Gord Perks wriggles while car ads burn eye

Gord Perks, in his biweekly “Enviro” column for Toronto’s eye magazine, lays a big fat turd all over page 16. Is it worth reading? Only if you’re willing to watch a grown man squirm.

Me, I don’t get my kicks that way, but hey–the ALLDERBLOB has a job to do.

It appears Perks came under some heat as a result of what he wrote last time out (see below, at “nothing personal, but we can’t be friends”).

In that column, Perks went on at length about how the petroleum industry’s bad because it encourages car dependency and other unsustainable practices, without ‘fessing up to his own complicity in car culture.

But to readers of the ALLDERBLOB, there it was, in plain sight, leaving traces of ink across Perks’ column whenever you closed the magazine. A full-page ad for some car or other on the opposite side.

In other words, as we pointed out here (and in a letter to eye and Perks himself), Perks is hypocritical to condemn the very agency of his “free” speech.

We went further, of course: Perks, by virtue of his wife’s membership, benefits from all the rights and priviledges of membership in the Canadian Automobile Association, a screwy bunch of pavement fanatics if ever there was one.

So we were interested to see what Perks would have to say for himself today.

Excuse me while I wipe some of the froth off my lips and beard.

That’s better.

In today’s column, called “Car-culture contradictions,” Perks wants to have it both ways. The jerky motion of his prose is no doubt a result of his left hand writing a check to the CAA while his right dabbles the keyboard. Or vice versa. Or maybe he’s wiping something, himself.

He accepts at face value one of the first tenets of the gospel of the car ad, which states “the car is a necessary evil.” What he actually says, believe it or not, is “[the car is] as necessary as the air we breathe.”

Does he really believe this? What I think he means is “The car pays my salary, and that’s a good thing for everyone.”

Because I don’t think he really believes it. Because a few breathless paragraphs later [oh eye weekly! Oh for an editor!] he begins again: “There is nothing fore-ordained about car culture.”

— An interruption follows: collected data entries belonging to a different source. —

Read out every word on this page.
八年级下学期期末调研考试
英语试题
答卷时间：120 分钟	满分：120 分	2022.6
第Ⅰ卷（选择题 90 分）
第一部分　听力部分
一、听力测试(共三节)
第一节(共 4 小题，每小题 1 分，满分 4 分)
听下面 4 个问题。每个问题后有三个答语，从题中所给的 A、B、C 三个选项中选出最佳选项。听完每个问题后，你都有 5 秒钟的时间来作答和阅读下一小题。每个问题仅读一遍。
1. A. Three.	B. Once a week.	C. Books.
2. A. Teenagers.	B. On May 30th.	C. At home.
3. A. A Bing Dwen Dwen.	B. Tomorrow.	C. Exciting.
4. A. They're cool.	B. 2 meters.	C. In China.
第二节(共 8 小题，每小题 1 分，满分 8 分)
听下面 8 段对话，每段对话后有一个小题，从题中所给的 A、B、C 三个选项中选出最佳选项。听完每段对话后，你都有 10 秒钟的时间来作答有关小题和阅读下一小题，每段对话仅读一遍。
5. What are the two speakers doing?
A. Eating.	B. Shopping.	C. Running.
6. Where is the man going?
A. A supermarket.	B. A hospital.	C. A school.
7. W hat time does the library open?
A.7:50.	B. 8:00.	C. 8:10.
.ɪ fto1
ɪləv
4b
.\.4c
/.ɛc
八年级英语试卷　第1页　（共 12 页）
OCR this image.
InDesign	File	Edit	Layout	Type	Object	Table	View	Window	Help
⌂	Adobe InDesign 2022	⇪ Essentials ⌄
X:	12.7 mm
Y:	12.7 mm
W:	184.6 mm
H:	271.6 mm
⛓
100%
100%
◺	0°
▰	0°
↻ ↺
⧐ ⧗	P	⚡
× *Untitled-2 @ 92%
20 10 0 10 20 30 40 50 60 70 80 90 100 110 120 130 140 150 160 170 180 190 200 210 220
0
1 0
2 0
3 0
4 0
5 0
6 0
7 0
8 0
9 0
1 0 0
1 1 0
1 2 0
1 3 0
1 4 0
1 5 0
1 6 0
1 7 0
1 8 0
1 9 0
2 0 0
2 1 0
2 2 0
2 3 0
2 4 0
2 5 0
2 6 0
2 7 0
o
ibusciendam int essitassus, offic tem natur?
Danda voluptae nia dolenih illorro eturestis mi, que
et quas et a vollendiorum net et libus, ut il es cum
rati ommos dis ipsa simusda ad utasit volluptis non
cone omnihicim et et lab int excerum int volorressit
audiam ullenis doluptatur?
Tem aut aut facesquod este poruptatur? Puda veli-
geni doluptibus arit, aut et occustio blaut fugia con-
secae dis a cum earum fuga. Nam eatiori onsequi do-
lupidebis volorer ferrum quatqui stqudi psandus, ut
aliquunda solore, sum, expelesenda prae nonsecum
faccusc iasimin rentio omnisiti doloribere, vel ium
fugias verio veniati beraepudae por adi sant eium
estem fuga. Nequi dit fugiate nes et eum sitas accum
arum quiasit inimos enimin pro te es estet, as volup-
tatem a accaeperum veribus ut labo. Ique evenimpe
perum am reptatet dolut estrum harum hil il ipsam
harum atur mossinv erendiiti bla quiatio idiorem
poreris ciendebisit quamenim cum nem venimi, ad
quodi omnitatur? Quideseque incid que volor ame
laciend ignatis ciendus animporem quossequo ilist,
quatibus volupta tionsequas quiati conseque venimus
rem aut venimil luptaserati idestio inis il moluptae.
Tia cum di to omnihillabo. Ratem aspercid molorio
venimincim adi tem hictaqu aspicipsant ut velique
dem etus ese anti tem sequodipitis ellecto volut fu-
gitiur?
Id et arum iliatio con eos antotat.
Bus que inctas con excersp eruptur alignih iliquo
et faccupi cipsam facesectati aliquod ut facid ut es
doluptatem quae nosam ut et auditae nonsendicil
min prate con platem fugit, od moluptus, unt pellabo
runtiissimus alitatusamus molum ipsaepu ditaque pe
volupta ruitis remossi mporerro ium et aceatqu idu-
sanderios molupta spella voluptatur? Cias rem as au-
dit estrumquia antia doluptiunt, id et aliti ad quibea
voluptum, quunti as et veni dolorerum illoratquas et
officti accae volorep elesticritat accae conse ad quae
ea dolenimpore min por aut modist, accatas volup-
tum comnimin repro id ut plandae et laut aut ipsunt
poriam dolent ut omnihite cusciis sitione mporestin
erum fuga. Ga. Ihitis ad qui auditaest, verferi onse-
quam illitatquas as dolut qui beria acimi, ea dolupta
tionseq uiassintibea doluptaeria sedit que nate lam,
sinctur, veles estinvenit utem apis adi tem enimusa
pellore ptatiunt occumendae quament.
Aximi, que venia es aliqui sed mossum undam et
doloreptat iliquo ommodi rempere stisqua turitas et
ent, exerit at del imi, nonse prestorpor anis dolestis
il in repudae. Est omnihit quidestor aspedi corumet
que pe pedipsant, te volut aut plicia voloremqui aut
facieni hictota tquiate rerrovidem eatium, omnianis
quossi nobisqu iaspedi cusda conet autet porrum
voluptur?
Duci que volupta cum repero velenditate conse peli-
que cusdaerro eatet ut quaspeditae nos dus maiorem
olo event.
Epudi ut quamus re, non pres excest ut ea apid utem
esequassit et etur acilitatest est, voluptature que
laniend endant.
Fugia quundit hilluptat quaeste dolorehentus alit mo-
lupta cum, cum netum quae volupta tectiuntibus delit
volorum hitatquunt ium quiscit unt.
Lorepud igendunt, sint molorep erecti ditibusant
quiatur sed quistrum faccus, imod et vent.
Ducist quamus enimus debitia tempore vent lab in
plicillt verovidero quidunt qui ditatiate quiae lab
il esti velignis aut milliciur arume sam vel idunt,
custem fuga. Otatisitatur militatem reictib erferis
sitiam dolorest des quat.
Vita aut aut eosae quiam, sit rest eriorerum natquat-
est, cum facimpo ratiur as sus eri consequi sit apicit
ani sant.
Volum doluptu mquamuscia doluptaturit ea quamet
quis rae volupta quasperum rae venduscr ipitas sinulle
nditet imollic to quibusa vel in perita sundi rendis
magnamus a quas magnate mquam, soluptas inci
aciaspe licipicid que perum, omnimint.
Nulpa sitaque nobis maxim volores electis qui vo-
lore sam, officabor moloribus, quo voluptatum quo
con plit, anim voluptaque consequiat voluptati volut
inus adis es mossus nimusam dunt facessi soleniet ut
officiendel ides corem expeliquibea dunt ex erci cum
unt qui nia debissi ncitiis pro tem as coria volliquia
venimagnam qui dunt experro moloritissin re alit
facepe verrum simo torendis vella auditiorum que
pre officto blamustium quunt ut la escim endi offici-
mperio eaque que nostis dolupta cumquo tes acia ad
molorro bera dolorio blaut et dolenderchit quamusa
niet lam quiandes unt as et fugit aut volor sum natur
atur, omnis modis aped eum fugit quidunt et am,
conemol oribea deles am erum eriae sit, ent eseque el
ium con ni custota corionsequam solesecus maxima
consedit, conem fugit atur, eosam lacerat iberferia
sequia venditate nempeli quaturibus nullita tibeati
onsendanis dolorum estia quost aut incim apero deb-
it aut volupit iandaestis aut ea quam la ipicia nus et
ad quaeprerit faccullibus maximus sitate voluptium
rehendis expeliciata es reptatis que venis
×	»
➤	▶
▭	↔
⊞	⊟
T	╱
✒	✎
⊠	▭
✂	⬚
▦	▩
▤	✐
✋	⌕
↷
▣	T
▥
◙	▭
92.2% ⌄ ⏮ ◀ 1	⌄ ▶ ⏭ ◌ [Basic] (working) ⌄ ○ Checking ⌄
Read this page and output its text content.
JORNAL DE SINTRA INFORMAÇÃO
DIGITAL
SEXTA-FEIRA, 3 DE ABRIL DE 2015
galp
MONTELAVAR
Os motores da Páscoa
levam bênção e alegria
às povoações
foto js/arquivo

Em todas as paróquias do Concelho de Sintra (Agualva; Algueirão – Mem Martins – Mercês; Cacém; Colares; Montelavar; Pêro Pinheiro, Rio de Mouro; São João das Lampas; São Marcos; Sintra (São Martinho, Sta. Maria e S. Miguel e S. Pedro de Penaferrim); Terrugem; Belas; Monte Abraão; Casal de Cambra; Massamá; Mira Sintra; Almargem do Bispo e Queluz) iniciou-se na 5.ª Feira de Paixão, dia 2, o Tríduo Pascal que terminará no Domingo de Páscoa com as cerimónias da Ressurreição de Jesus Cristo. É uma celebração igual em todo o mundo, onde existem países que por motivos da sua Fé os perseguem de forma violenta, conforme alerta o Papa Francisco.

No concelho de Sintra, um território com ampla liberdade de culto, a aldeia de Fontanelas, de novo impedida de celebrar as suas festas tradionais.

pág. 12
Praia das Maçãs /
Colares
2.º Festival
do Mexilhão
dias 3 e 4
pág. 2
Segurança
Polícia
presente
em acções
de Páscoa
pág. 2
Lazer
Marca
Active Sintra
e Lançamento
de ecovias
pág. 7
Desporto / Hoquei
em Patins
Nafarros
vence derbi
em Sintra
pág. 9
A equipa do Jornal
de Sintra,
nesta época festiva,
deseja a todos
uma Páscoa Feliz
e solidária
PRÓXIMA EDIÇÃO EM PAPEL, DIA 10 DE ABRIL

But he wants us–or someone–[shurely not the car companies whose porn graces the pages just prior to his column?–ed]–to believe he believes it. Because a few paragraphs later he’s at it again: “Next time you look at a car, see both the necessary evil of today…” blah blah blah.

Huh? Was I saying something?

Oh yeah.

The point is, maybe something got through to Perks. Dare I hope, even my letter of two weeks ago?

Because today, on page 17, there’s no car ad to be seen. Is it possible, just possible, that Perks’s editor [ha!] woke up to the hypocrisy of placing car-porn cheek-by-jowl with a column that would kick straight up the goalposts of car culture?

Until Perks tells us himself though, we’ll assume it’s just a coincidence, and keep trying.

Because you can’t on the one hand decry society’s car dependency, and on the other take cash from the very industry (i.e. advertising) that promotes and stimulates that dependency. Not if you don’t want to be seen as a hypocrite.